As a backend engineer, I’m used to servers being managed by a centralized DevOps team. In a blockchain with thousands of nodes, who is actually deploying them? Without a central authority, how can we ensure the network doesn’t collectively crash?
How I Got Unstuck
- Decentralized Operators – Nodes are deployed by independent individuals or organizations (miners or validators). Anyone with the right hardware and software can join the network.
- Incentive‑Driven Maintenance – No one maintains the network out of pure kindness; they do it for token rewards.
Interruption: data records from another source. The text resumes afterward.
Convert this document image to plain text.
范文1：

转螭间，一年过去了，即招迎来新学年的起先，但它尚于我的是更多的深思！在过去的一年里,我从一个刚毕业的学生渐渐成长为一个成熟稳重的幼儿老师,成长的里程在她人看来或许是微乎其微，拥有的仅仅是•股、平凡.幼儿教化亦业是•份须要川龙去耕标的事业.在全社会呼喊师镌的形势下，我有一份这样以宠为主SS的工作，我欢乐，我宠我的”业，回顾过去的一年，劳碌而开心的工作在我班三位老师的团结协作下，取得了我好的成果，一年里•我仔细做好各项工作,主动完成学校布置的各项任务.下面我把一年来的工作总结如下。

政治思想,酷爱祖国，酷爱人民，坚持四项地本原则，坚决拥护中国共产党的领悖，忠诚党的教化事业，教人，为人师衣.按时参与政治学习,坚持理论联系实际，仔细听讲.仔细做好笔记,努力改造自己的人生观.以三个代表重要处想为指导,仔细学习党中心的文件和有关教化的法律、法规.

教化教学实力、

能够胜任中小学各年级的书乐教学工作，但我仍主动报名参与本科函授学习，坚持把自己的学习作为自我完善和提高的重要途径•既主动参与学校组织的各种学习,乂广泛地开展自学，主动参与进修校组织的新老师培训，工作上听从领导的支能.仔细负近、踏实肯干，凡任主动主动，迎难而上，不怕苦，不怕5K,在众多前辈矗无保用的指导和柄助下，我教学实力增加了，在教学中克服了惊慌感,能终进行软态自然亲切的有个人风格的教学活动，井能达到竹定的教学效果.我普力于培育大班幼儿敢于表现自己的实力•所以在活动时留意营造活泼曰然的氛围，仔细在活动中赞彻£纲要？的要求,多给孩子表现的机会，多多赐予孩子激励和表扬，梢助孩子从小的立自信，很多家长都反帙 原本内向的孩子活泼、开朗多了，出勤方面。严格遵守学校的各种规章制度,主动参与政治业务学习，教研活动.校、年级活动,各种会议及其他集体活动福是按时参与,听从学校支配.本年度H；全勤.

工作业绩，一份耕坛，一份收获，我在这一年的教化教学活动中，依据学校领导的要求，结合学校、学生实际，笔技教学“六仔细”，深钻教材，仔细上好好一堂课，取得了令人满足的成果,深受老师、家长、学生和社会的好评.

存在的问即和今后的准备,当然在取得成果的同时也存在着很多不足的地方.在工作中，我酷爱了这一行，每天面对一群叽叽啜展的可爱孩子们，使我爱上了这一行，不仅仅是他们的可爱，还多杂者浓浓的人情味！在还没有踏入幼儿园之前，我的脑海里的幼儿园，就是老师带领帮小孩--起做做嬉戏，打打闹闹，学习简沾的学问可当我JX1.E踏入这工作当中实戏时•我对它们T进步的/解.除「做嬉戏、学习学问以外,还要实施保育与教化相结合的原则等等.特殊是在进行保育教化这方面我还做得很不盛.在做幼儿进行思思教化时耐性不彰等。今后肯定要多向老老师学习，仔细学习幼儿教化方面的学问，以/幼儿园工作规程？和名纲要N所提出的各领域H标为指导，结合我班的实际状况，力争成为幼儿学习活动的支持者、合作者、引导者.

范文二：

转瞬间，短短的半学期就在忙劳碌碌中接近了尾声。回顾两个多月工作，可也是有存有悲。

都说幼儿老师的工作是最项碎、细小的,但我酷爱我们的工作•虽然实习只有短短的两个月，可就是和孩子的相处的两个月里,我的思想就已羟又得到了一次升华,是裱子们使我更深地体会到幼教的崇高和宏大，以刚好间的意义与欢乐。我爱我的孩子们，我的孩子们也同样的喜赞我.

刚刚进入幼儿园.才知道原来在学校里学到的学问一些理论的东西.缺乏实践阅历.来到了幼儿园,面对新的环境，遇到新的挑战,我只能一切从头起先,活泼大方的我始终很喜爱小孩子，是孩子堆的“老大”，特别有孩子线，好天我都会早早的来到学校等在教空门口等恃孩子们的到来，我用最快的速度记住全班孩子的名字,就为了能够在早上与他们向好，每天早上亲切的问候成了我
As long as the network processes transactions and issues rewards, participants are economically motivated to keep their nodes online and healthy.
Node Incentives
Nodes earn gas fees and newly minted tokens.
Redundancy over “Single Point of Failure”
Blockchain doesn’t guarantee that a single node won’t fail; it guarantees the high availability of the entire network. While a Web2 service might go down if a specific AWS region has an outage, a blockchain stays alive as long as even a handful of nodes are running somewhere in the world.
Good Resources for Learning
- Cyfrin – a good website has all the knowledge about Web3, good for beginners.